Nyawa Dibayar Nyawa! Jenderal Elite IRGC Ancam 1 Warga Iran Tewas, 1 Tentara AS Jadi Tumbal
Aura Dewi Arafuru July 26, 2026 02:12 PM

- Komandan Markas Besar Khatam al-Anbiya Iran, Mayor Jenderal Ali Abdollahi, melontarkan ancaman baru kepada Amerika Serikat.

Ia menyatakan setiap warga sipil Iran yang tewas akibat serangan AS akan dibalas dengan kematian satu tentara Washington.

Menurut Abdollahi, kebijakan tersebut kini menjadi doktrin operasional resmi militer Iran.

Ia menegaskan aturan itu bukan lagi sekadar peringatan kepada Amerika Serikat.

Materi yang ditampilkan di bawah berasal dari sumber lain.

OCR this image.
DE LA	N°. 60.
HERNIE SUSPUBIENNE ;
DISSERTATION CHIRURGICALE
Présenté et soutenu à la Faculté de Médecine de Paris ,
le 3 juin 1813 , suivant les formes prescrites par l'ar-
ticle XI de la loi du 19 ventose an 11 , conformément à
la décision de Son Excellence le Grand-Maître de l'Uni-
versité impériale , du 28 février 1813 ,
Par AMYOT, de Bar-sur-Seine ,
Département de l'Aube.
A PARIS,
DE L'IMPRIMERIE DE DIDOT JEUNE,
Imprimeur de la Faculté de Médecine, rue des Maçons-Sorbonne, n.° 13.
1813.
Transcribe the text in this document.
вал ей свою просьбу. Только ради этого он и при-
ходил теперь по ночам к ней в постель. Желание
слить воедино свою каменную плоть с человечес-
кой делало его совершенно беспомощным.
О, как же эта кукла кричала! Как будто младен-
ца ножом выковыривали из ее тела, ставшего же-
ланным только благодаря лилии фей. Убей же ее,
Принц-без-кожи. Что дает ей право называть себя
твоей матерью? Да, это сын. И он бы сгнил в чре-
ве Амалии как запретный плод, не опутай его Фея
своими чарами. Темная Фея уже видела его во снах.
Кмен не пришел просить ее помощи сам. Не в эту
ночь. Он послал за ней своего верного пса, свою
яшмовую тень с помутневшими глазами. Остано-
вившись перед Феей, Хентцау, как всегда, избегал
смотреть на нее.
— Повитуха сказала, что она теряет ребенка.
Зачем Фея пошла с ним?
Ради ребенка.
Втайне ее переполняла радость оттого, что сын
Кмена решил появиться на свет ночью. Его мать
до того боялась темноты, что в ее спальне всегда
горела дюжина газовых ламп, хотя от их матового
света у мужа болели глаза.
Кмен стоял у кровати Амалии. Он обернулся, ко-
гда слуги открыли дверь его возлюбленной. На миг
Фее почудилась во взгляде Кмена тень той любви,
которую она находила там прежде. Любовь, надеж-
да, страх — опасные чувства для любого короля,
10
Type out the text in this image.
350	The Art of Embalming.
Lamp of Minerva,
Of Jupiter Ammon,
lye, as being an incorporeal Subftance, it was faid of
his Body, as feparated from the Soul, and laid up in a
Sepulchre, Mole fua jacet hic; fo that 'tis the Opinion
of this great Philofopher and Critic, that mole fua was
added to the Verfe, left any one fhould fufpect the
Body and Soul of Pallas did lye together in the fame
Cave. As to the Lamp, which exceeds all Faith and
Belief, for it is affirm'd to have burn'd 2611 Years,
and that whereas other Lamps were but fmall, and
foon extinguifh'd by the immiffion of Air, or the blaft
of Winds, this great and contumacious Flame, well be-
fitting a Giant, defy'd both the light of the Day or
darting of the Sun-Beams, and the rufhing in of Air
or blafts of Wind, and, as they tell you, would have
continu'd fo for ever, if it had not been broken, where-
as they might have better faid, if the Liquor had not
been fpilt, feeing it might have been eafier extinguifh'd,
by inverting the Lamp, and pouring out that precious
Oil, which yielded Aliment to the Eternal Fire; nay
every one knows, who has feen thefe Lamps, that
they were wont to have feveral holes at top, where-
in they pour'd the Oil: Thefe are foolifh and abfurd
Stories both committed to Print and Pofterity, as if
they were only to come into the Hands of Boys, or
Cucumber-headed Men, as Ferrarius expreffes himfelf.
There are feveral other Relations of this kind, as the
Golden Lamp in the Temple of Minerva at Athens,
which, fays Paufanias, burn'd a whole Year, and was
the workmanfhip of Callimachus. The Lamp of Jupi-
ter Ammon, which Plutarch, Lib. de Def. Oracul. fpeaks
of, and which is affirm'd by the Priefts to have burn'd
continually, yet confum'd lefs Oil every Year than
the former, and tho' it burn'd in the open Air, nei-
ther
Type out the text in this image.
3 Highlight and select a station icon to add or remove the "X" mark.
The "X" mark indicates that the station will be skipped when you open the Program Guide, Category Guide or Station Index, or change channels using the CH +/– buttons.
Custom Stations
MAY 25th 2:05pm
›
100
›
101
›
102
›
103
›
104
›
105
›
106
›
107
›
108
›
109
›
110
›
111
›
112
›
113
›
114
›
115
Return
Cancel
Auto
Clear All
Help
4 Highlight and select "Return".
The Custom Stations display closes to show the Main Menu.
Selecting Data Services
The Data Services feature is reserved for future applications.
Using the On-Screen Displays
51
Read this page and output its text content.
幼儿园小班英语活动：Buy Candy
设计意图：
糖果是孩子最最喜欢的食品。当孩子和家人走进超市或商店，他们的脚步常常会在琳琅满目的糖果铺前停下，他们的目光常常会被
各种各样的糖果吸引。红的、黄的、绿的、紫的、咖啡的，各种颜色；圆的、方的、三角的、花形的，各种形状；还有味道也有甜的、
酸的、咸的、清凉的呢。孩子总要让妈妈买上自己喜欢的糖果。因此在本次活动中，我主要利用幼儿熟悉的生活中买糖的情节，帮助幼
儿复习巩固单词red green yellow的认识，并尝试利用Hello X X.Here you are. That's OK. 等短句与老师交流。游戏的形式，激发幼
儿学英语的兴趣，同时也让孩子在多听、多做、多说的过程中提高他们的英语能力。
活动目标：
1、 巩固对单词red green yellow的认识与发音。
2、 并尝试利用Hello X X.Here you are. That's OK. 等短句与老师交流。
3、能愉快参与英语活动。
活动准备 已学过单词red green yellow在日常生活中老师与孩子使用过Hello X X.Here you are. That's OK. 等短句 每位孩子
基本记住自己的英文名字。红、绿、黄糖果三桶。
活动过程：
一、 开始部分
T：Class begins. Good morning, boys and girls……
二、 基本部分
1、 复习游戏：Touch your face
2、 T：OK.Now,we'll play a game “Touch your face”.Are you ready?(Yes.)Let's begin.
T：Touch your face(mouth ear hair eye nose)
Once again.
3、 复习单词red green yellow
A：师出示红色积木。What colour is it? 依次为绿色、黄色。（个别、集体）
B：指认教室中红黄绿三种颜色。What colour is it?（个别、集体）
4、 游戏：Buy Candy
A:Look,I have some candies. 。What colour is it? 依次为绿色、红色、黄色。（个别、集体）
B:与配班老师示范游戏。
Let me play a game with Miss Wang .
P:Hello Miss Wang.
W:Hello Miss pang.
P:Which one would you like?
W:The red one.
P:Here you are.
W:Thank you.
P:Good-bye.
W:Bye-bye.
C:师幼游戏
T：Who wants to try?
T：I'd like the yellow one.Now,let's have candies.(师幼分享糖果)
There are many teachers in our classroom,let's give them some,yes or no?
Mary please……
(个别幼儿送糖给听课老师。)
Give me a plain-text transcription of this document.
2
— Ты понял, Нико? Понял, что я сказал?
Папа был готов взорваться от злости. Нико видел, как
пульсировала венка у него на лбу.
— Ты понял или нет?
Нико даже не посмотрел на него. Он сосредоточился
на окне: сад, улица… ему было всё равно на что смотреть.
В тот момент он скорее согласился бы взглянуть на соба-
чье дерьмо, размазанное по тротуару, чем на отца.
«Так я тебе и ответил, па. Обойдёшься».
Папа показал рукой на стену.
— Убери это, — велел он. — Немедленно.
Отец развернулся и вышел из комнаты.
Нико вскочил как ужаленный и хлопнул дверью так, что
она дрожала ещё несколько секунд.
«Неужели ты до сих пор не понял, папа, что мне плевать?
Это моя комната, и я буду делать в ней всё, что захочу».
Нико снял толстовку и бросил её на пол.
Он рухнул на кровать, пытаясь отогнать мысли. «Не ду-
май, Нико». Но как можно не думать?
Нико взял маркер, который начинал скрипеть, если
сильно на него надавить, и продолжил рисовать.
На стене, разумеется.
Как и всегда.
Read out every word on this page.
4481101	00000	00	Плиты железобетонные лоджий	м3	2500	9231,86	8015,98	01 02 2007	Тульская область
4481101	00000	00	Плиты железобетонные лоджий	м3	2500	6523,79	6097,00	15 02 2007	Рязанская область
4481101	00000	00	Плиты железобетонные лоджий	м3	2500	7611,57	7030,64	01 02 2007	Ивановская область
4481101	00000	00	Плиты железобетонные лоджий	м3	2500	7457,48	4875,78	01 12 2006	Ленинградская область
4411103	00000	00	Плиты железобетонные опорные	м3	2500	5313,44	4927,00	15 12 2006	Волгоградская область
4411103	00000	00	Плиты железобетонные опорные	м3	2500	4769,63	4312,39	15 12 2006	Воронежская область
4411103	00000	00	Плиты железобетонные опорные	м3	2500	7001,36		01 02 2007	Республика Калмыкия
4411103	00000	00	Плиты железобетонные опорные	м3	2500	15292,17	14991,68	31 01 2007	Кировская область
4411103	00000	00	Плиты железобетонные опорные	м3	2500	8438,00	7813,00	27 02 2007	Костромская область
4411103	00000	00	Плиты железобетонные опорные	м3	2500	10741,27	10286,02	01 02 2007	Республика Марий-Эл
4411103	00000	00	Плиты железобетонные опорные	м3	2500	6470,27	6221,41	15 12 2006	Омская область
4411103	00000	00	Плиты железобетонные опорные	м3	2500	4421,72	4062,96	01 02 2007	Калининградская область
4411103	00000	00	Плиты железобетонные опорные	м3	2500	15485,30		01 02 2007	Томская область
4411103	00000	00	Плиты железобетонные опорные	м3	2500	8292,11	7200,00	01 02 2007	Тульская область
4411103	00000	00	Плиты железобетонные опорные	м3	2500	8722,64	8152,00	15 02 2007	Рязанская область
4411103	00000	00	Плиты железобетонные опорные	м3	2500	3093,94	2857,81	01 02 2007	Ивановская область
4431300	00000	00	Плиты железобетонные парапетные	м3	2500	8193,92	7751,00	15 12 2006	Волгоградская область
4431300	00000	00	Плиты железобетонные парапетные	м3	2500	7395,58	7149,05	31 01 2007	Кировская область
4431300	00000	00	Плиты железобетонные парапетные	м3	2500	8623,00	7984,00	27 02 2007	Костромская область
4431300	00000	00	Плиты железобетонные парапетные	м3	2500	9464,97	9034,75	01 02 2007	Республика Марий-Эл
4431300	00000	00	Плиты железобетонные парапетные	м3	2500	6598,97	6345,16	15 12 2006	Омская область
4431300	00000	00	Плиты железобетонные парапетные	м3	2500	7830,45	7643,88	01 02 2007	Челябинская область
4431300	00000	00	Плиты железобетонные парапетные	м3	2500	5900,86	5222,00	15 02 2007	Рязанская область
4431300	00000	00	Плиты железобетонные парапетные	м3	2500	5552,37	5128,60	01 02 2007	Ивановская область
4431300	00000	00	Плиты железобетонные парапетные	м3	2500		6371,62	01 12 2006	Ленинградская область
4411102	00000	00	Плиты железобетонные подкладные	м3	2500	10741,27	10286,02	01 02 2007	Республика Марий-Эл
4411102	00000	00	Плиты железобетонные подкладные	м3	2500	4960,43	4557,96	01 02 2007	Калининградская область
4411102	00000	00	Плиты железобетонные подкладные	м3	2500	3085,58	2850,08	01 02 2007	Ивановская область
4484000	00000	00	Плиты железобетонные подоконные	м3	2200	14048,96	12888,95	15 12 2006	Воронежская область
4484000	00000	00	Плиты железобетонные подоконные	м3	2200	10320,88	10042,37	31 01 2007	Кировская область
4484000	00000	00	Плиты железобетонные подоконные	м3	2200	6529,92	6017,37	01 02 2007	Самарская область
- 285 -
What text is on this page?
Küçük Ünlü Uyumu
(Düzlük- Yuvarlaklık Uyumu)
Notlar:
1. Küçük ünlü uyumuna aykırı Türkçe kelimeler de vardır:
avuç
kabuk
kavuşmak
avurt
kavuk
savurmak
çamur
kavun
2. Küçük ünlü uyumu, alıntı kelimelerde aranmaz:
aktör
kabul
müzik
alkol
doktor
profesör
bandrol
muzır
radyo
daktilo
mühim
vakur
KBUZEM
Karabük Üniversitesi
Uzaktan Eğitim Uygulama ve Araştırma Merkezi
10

Dalam pernyataannya, Abdollahi juga menyebut Iran telah menyiapkan "tiket langsung ke neraka" bagi pasukan AS.

Pernyataan tersebut disampaikan ketika serangan AS ke wilayah Iran disebut telah memasuki malam ke-13 berturut-turut.

Menurut pihak Iran, serangan tersebut menghantam sejumlah infrastruktur sipil di berbagai wilayah.

Iran menyebut sasaran yang terdampak antara lain jembatan dan fasilitas pengolahan air.

Pemerintah Iran mengklaim sedikitnya 55 orang tewas dan lebih dari 640 lainnya mengalami luka-luka.

Sebagai balasan, Iran mengaku telah menyerang sejumlah pangkalan militer AS di kawasan Timur Tengah.

Sebelumnya, IRGC dan Angkatan Darat Iran mengumumkan serangan ke pangkalan AS di Kuwait, Yordania, Bahrain, dan Erbil.

IRGC juga mengimbau warga di negara-negara yang menjadi tuan rumah pasukan AS agar menjauh setidaknya 500 meter dari lokasi militer AS.

Di sisi lain, Presiden AS Donald Trump kembali memperingatkan Iran akan menghadapi balasan yang jauh lebih besar.

Melalui media sosial, Trump menyatakan setiap tentara AS yang tewas akan dibalas dengan tindakan berkali-kali lipat terhadap Iran.

Pernyataan tersebut disampaikan setelah sejumlah personel militer AS dilaporkan tewas dalam serangan di kawasan Timur Tengah.

Hingga kini, belum ada bukti independen yang dapat memverifikasi seluruh klaim Iran mengenai korban maupun kerusakan.

Sementara itu, ketegangan kedua negara terus meningkat.